TPS4151 Background: First-line systemic CTX is standard-of-care for advanced gastric cancer. However, most pts relapse or have severe adverse events (AEs), creating a need for new therapies with better benefit/risk and toxicity profiles. Endogenous immune activity against tumor cells has been demonstrated in the human gastric cancer tumor microenvironment, supporting a role for immunotherapy.

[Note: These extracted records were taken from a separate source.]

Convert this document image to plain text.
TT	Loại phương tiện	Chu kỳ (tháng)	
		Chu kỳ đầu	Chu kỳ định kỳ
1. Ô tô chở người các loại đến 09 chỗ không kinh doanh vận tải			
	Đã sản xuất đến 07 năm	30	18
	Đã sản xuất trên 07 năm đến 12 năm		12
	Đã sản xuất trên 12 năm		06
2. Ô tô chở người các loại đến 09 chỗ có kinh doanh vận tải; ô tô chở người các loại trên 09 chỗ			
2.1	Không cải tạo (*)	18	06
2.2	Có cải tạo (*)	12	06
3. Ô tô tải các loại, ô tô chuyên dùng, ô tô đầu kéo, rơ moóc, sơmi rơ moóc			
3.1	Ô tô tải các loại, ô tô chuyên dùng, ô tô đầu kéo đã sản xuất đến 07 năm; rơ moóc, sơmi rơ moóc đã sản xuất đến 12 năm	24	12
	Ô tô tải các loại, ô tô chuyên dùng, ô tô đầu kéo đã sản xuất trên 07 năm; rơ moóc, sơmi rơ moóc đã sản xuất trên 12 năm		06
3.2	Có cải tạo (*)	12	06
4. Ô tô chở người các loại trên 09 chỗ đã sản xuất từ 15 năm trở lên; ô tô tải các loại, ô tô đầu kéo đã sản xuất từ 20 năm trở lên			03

As a new maintenance concept, sequential administration of immunotherapy may prolong clinical benefit of first-line CTX before disease progression (PD). Ipi, a fully human monoclonal antibody which binds CTLA-4, augments the antitumor immune response. Ipi improved overall survival (OS) in patients with advanced melanoma with AEs managed using product-specific treatment guidelines.This global (32 sites among 10 countries), multicenter, randomized, open-label, phase II trial (ClinicalTrials.gov identifier NCT01585987) will compare the efficacy of Ipi and BSC after first-line CTX. Methods: Pts with good performance status (0 or 1) and histologically confirmed, unresectable locally advanced or metastatic gastric or GEJ cancer without PD after first-line CTX with a fluoropyrimidine (F) and platinum (P) doublet will be eligible. Pts with radiological evidence of brain metastases, autoimmune/immune-mediated disease, inadequate hematologic, renal, and hepatic function, or are HER2+ will be ineligible. Pts will be randomized to Ipi (4 doses [10 mg/kg, IV Q3W], followed by Q12W) until confirmed immune-related PD or unacceptable toxicity, or to BSC (continuing F used in lead-in CTX or no active systemic therapy). The primary objective is to compare immune-related progression-free survival (PFS): immune-related response criteria were derived from World Health Organization (WHO) criteria to better capture Ipi response patterns. Secondary objectives are to compare PFS per mWHO criteria and OS, and estimate immune-related best overall response rate. The study is planned to randomize 114 pts. Clinical trial information: NCT01585987.